Short of speed-walking, this is just about the dorkiest form of exercise I've ever seen. A guy is jogging along a trail up in the hills while using ski poles. I don't get it. Does he have poor balance or something? He's also wearing a ball-cap and an orange day-glo vest over his windbreaker, just so he'll be prepared in case some highway maintenance breaks out. From this spot out in the wilderness, there's a clearing in the trees that overlooks the smoggy valley below, with its vague silhouettes of tall buildings. Ski-jogger pauses to check his heart rate, and while his eyes are on his watch, we wait for whatever sudden tragedy will instantly fell him without warning. A cerebral aneurysm? A pulmonary embolism? Multiple massive organ failure? Well, actually it's none of the above, because before any of these perfectly plausible events can step up and do its job, a cougar leaps out of nowhere and takes him down, apparently killing him instantly. Ah, one of those unfortunate individuals who turns out to not be at the top of the food chain after all. Always a disappointing discovery about oneself. The cat settles down to its meal, only briefly confused by the vest as it cracks open the jogger's chest cavity like the top crust of a pot pie. And we all share the final thought of Laurence Hall Matheson (1971-2005): Bad kitty! Bad! Why couldn't you have worked up the nerve to do that when Spawn was up here three years ago?
We pick up presumably a few minutes after last week's ep left off (another shout-out to the humble 24 recapper?), as Nate, his eyes now decently closed, is loaded on a gurney into an ambulance. Maggie begs to be allowed to ride along, but the EMTs refuse, saying only family is allowed and she'll have to follow behind and meet them at St. Bridget's hospital. The ambulance hits the siren and screams off into the night. Suddenly Maggie runs after it, yelling, "Wait, I am family! He's my stepbrother!" A little late to remember that, in more ways than one. She's left standing there in the street, holding Nate's jacket. She pulls the keys out of the pocket, runs to his car (because hers is in the shop, you'll recall), and hops in.
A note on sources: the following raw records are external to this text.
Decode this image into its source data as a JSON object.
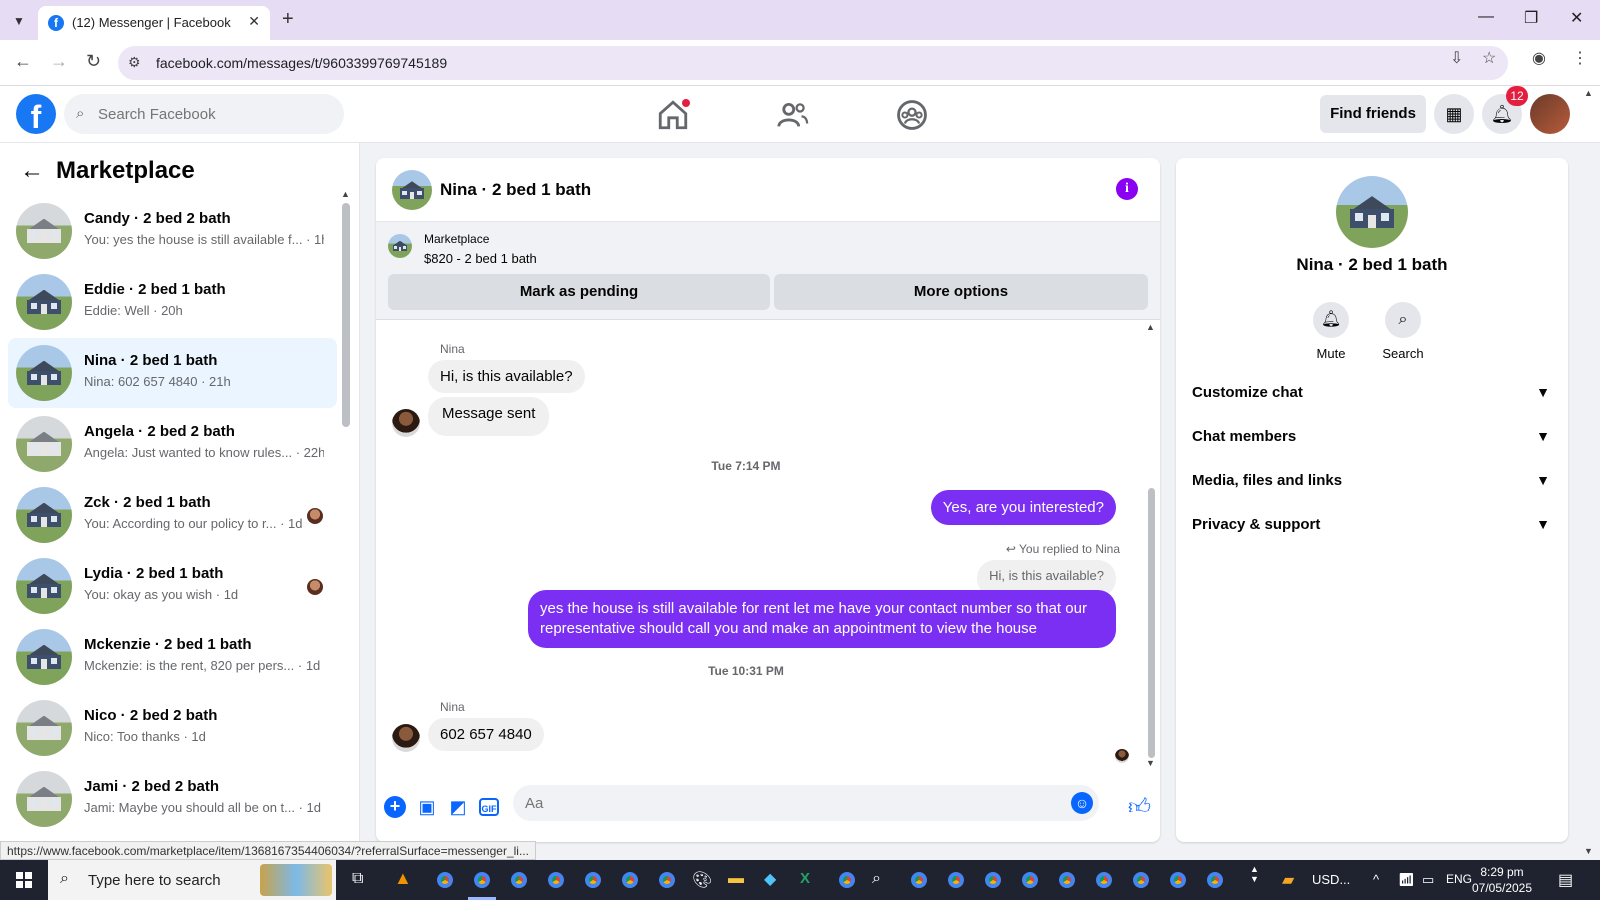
{
  "browser": {
    "tab_title": "(12) Messenger | Facebook",
    "url": "facebook.com/messages/t/9603399769745189",
    "status_url": "https://www.facebook.com/marketplace/item/1368167354406034/?referralSurface=messenger_li..."
  },
  "fb": {
    "search_placeholder": "Search Facebook",
    "find_friends": "Find friends",
    "notification_count": "12"
  },
  "left": {
    "title": "Marketplace",
    "conversations": [
      {
        "name": "Candy · 2 bed 2 bath",
        "snippet": "You: yes the house is still available f... · 1h"
      },
      {
        "name": "Eddie · 2 bed 1 bath",
        "snippet": "Eddie: Well · 20h"
      },
      {
        "name": "Nina · 2 bed 1 bath",
        "snippet": "Nina: 602 657 4840 · 21h"
      },
      {
        "name": "Angela · 2 bed 2 bath",
        "snippet": "Angela: Just wanted to know rules... · 22h"
      },
      {
        "name": "Zck · 2 bed 1 bath",
        "snippet": "You: According to our policy to r... · 1d"
      },
      {
        "name": "Lydia · 2 bed 1 bath",
        "snippet": "You: okay as you wish · 1d"
      },
      {
        "name": "Mckenzie · 2 bed 1 bath",
        "snippet": "Mckenzie: is the rent, 820 per pers... · 1d"
      },
      {
        "name": "Nico · 2 bed 2 bath",
        "snippet": "Nico: Too thanks · 1d"
      },
      {
        "name": "Jami · 2 bed 2 bath",
        "snippet": "Jami: Maybe you should all be on t... · 1d"
      }
    ]
  },
  "chat": {
    "title": "Nina · 2 bed 1 bath",
    "marketplace_label": "Marketplace",
    "listing": "$820 - 2 bed 1 bath",
    "mark_pending": "Mark as pending",
    "more_options": "More options",
    "sender_1": "Nina",
    "msg_1": "Hi, is this available?",
    "msg_2": "Message sent",
    "time_1": "Tue 7:14 PM",
    "out_1": "Yes, are you interested?",
    "replied_to": "You replied to Nina",
    "replied_quote": "Hi, is this available?",
    "out_2": "yes the house is still available for rent let me have your contact number so that our representative should call you and make an appointment to view the house",
    "time_2": "Tue 10:31 PM",
    "sender_2": "Nina",
    "msg_3": "602 657 4840",
    "composer_placeholder": "Aa"
  },
  "right": {
    "name": "Nina · 2 bed 1 bath",
    "mute": "Mute",
    "search": "Search",
    "sections": [
      "Customize chat",
      "Chat members",
      "Media, files and links",
      "Privacy & support"
    ]
  },
  "taskbar": {
    "search_placeholder": "Type here to search",
    "currency": "USD...",
    "lang": "ENG",
    "time": "8:29 pm",
    "date": "07/05/2025"
  },
  "colors": {
    "accent": "#1877f2",
    "outgoing_bubble": "#7b2ff2",
    "active_conv": "#ebf5ff"
  }
}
Meanwhile, Brenda is back at home, apparently having enjoyed as much Quaker church alone as she can for one night. She dials her cell phone, clearly not for the first time.
In Nate's car, Maggie hears Nate's cell phone ringing and pulls it out of his jacket. "Brenda Calling," says the display. Maggie fails to sack up enough to answer it. Which is a shame, because I would have loved to hear that conversation. At home, Brenda hangs up.